Cela représente une légère baisse par rapport aux 20 suicides militaires signalés en 2019, le plus grand nombre en cinq ans.

Les nouveaux chiffres portent néanmoins le nombre total de militaires canadiens qui se sont suicidés au cours de la dernière décennie à 191. C’est plus que les 158 militaires qui ont été tués alors qu’ils servaient en Afghanistan de 2001 à 2014.

Les commandants militaires ont exprimé leur inquiétude quant au bien-être mental des militaires, en particulier compte tenu de la pandémie de COVID-19 et d’une baisse du nombre de membres ayant accès à des services de soutien.

Le chef de la défense par intérim, le lieutenant-général Wayne Eyre, a déclaré à La Presse Canadienne la semaine dernière qu’il voyait des «fissures» dans l’armée, y compris du côté des militaires qui ont fait des heures supplémentaires pendant la pandémie.

Une enquête menée auprès de près de 20 000 membres des Forces armées au printemps dernier a également révélé que le tiers des soldats, environ, ont déclaré que leur santé mentale s’était détériorée pendant la pandémie, mais que seulement un sur dix avait reçu une forme de soins.

Les nouveaux chiffres montrent que 14 membres à temps plein de la force régulière et deux réservistes se sont suicidés en 2020. Les chiffres n’ont pas été ventilés selon le sexe.

Le gouvernement fédéral a mis en place une stratégie de prévention du suicide pour le personnel militaire et les anciens combattants en 2017 après qu’une vague de suicides au cours des dernières années de la guerre en Afghanistan a mis en lumière le problème.
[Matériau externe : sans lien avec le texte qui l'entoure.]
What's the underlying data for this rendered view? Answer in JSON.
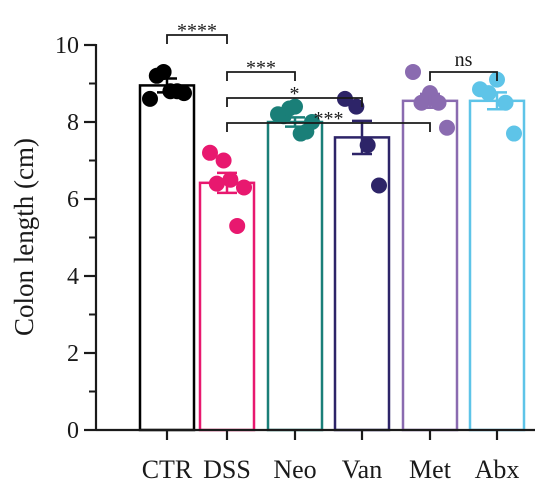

La stratégie promettait d’améliorer les services et le soutien offerts aux militaires et aux anciens combattants dans l’espoir d’accroître la sensibilisation et de réduire le nombre de suicides dans les deux populations.

Cela comprenait l’ajout de personnel médical, la formation du personnel sur la façon de réagir si quelqu’un montre des signes avant-coureurs de suicide et l’introduction de nouvelles mesures pour faciliter la transition vers la vie civile pour ceux qui quittent les Forces.

Mais bien que des dizaines d’initiatives associées à la stratégie aient été mises en œuvre, un certain nombre sont toujours en cours d’élaboration.

Le lieutenant-général Steve Whelan, qui a récemment pris la relève en tant qu’officier supérieur des ressources humaines de l’armée, espérait que le travail entrepris dans le cadre de la stratégie avait eu un impact, même s’il ne pouvait pas être correctement mesuré.

«Peut-être que sans la stratégie de prévention du suicide, il y en aurait eu plus, mais nous ne le saurons jamais», a déclaré M. Whelan en entrevue. «Ce qui se passe avec la prévention du suicide, c’est que vous ne savez jamais combien de suicides ont pu être évités grâce à la stratégie.»

Pendant des années, les Forces armées canadiennes ont résisté aux suggestions voulant que les militaires soient plus à risque de suicide que le grand public, mais elles ont inversé la tendance après qu’une étude historique d’Anciens Combattants Canada a suggéré que c’était vrai, en 2017.